In the past, we’ve always referred to the robot like a vehicle, left/right when viewed from behind… which is opposite of the view cube on OnShape. So from a cad perspective, viewing the right side is the left side from the build/drive perspective.
Does anyone else have this issue? Is it better to try to retrain build to understand left/right when standing in front of the bot?
I suggest looking through the settings in onshape and looking around onshape forums. (Or waiting until someone here with onshape finds it.) There’s most likely a way to reverse how the cube works.
For example, in inventor the zoom always bugged me because it felt backwards so I changed it and I was annoyed at having to touch my keyboard when orbiting (without a 3d mouse) so I changed it to just be scroll wheel.
Regardless, what in having a different CAD orientation than a real life orientation will cause issues? Obviously it’s confusing, but beyond that?
Off the top of my head, designing the robot will be exactly the same, save for maybe some people coming from a different software other than onshape. There shouldn’t be errors based on the cube from there – your robot should be designed just as well.
The only issue I see is assembling it. But depending on how you name your parts (e.g. if you call it top-right-intake-side vs 03-045-078 or something with then a document describing what 03-045-078 is) this shouldn’t be too much of an issue either.
I don’t think there is an option in onshape for this at the moment. It may be a bit disorienting, but re-training your brain is probably the best immediate solution.
It’s really all subjective anyway. If you wanted to you could model your bot with the front being the floor.

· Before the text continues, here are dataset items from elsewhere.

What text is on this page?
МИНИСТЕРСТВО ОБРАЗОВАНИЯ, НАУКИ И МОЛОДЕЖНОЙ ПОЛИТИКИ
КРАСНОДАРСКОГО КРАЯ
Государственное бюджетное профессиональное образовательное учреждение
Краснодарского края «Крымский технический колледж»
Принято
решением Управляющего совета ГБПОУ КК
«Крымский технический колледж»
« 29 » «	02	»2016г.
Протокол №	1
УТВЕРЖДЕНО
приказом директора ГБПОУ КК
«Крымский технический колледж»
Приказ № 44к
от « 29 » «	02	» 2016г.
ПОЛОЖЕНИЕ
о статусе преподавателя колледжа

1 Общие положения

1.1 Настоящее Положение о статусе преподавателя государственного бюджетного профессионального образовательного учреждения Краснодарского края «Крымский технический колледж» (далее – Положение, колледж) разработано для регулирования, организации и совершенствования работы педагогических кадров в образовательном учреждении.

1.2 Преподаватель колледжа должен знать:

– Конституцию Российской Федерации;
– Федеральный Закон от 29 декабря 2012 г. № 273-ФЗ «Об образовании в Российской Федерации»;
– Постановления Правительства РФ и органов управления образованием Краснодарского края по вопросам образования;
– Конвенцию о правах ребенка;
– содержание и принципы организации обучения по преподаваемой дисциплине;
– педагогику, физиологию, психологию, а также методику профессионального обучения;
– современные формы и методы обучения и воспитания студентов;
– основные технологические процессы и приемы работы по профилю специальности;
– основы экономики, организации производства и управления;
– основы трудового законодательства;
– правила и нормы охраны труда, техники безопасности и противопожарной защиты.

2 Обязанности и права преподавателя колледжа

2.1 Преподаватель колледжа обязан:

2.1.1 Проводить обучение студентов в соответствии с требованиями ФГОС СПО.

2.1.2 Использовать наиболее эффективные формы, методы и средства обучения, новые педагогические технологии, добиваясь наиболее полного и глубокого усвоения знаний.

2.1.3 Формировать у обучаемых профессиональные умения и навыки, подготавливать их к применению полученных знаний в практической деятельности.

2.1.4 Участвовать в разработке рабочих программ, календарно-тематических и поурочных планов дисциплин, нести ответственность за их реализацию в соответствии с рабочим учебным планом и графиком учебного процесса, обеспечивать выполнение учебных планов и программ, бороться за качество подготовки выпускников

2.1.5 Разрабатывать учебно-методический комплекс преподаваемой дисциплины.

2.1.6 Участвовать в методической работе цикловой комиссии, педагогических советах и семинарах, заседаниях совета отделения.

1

This sounds much easier than changing the basic conventions of orthographic projection and the relationships that have been established drafting standards for longer than most of us have been alive.
Another option would be to model the robot so the front view is looking at the back of the robot. That would maintain the same spatial relationship that is attained by calling the front of a robot the front and right and left according to that named front.
The views as they are now don’t correspond because they aren’t object oriented, they are directly related to planar surfaces that objects are created on.